Poltrone

Shinji Izumi nuovo presidente di Daikin Italy

Al vertice della filiale italiana della multinazionale giapponese attiva nel settore nella climatizzazione, Izumi, che sostituisce Hiroshi Yogo, definisce obiettivo prioritario lo sviluppo di nuove aree di business legate ai mercati del riscaldamento e del service.
Daikin Italy ha un nuovo presidente, Shinji Izumi (nella foto). Classe 1962, Izumi è in Daikin dal 2005, dove presso la casa madre in Giappone ha ricoperto il ruolo di turn-around manager per Singapore e le Filippine, con la responsabilità di gestione dei momenti di crisi e dell'avvio di nuovi progetti. Negli ultimi anni ha svolto la funzione di general manager per la sede di Roma.
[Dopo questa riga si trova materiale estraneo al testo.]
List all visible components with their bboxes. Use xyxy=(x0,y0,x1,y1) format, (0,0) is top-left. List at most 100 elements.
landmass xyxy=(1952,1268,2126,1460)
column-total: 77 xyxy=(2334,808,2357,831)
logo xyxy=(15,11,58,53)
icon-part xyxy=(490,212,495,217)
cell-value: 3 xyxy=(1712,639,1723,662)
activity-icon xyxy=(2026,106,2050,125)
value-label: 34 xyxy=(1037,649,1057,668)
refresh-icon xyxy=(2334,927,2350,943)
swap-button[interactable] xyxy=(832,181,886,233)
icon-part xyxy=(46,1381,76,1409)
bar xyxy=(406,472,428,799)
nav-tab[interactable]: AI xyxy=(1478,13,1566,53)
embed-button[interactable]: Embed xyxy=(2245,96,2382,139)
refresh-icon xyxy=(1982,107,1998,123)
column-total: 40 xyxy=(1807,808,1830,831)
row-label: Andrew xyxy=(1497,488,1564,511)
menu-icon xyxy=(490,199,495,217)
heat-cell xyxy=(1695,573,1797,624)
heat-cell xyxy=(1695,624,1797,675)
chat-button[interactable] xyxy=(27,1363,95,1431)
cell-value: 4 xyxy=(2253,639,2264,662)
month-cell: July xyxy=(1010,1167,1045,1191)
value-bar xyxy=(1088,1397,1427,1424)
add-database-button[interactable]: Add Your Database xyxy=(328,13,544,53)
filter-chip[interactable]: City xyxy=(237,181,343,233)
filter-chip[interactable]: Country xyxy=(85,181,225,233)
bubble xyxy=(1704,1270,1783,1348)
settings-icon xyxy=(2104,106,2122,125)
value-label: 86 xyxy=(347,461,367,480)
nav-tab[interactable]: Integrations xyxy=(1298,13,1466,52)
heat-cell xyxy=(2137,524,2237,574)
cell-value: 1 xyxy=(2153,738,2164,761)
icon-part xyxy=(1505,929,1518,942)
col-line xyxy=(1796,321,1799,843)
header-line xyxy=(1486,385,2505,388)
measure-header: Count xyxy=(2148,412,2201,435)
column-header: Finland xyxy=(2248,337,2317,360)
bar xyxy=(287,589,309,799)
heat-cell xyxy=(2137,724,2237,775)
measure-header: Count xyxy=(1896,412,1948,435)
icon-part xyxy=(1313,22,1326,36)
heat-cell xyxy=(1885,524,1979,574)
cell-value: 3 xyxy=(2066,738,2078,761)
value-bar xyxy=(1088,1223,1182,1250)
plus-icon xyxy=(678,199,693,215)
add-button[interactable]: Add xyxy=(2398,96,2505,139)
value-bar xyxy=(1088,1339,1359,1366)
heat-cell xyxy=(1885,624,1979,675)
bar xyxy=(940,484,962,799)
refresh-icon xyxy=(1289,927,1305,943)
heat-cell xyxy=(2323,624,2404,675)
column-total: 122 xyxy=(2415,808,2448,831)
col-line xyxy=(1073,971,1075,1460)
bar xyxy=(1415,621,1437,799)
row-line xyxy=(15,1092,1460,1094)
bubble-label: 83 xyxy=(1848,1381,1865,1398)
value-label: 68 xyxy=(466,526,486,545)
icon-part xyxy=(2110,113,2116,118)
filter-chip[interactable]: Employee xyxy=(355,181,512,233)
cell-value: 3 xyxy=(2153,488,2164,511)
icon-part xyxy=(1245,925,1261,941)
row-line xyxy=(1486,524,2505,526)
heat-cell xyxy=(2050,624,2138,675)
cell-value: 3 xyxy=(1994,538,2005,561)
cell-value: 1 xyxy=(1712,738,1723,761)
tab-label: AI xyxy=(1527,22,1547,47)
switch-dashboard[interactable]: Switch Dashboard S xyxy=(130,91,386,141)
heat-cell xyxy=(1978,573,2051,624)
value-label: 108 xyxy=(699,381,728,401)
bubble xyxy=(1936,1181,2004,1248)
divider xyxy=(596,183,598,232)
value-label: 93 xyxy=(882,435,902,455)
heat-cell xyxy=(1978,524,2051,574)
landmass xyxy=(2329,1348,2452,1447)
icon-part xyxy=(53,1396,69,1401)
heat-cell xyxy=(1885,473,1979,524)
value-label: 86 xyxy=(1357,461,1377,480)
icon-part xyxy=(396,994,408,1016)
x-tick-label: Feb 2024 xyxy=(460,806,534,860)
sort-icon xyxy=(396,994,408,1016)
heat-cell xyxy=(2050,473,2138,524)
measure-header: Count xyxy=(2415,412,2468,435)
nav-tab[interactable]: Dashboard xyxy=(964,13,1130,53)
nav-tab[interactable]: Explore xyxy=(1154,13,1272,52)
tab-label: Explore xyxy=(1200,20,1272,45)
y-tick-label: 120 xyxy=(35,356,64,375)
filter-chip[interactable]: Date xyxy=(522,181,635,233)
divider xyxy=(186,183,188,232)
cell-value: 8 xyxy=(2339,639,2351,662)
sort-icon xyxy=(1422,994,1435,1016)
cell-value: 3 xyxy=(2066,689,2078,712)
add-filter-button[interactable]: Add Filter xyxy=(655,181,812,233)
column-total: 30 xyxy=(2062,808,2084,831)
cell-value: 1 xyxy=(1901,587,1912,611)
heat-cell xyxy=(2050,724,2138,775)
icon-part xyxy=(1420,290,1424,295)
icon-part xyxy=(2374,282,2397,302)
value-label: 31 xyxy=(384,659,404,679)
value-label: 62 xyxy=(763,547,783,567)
E' laureato in ingegneria meccanica alla prestigiosa Università di Kyoto e ha conseguito un master in ingegneria delle telecomunicazioni. La sua carriera professionale è iniziata presso il Nomura Research Institute di Tokio. Tra le sue esperienze professionali di maggior rilievo, prima di entrare in Daikin, vi è quella a New York presso Banca di Tokyo - Mitsubishi UFJ, uno dei principali istituti di credito giapponesi, in qualità di direttore degli investimenti e della commercializzazione di nuovi prodotti.

Izumi prende il posto di Hiroshi Yogo che, dopo circa due anni e mezzo a capo della filiale italiana della società, lascia l'incarico di presidente per assumere la responsabilità delle vendite nella sede europea di Daikin, a Bruxelles, per i mercati di Europa, Medio Oriente e Africa.

"La mia priorità è consolidare la presenza di Daikin Italy in nuovi mercati, come quello del riscaldamento e del service - dice il nuovo presidente Izumi - Di recente abbiamo compiuto alcuni passi importanti in questa direzione, dall'ingresso nel mercato del riscaldamento con l'acquisizione strategica di Rotex, un’azienda tedesca che si contraddistingue per l’elevato know-how in questo settore, all'ampliamento della nostra area service focalizzata sul settore real estate, per la consulenza, la progettazione e l'assistenza completa a progettisti e installatori, con l'integrazione di risorse altamente specializzate. In un momento delicato per l'economia mondiale ritengo inoltre indispensabile un approccio ancora più attento alla qualità e ai dettagli in ogni area di business".